The complaint of BLAST being 1989 is like complaining about calculus being old math. BLAST is a heuristic of the Smith-Waterman optimal alignment concept. Like minima and maxima of calculus, there is a certain quality about the concept of optimal alignment that doesn’t become obsolete.
The failure isn’t the BLAST comparison, the failure is this “UCA explains all” mentality even when clearly UCA is a lousy explanation for the divergent lysyl oxidases.
The lack of similarity is especially obvious when the presence of similarity is easily seen for classic phylogenetic examples such the cytochrome-C protein and the 16s Ribosomal RNA(DNA):
http://biotech.bio5.org/sites/default/files/pdf/16s%20rDNA%20SeqAnal.pdf
Let the reader scroll down to see the following comparison of the 16S ribosomal RNA(DNA):
vs. Yeast
That’s what real nucleotide similarity looks like! Not the imagined patterns that Rumraket and Allan Miller insist exist, but which I’ve demonstrated (with the actual sequences and BLAST tools no less) does not. They are arguing for imaginary entities which can plainly be seen not to exist. I’ve just provided two examples where similarity is discerned (one example at the amino acid level and one at the nucleotide level). Hence the OP is based on a mythological entity that careful examination of the actual amino acid sequences, post translational modifications, and underlying nucleotide sequences has demolished.
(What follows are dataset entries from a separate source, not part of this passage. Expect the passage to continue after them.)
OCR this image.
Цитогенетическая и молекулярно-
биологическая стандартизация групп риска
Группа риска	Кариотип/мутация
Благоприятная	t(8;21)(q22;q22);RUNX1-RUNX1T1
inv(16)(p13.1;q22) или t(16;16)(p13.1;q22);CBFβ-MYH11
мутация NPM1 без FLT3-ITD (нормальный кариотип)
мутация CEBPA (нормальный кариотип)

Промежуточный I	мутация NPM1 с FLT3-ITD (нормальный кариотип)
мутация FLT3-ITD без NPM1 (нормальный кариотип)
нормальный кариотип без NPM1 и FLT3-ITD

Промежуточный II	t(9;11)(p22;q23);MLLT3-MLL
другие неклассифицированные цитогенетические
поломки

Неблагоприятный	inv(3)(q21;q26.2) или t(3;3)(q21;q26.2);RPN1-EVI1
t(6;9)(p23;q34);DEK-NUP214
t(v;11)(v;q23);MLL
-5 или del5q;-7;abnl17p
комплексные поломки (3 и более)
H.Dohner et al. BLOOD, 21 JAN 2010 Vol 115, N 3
Despite the fact Meyer might have phrased things to be more clear, Meyer’s point about mammalian lysyl oxidase (contrasted with lysyl oxidase of a unicellular eukaryote) — Meyer’s point — stands.
PS
Even the cytochrome C and other molecules under the assumption of phylogeny create enormous paradoxes like molecular clocks running at different rates for different proteins, and what is especially bad is INTRA (within group) lack of divergence. But at least cytochrome C gives more phylogenetically believable sequences than lysyl oxidases between yeast and humans.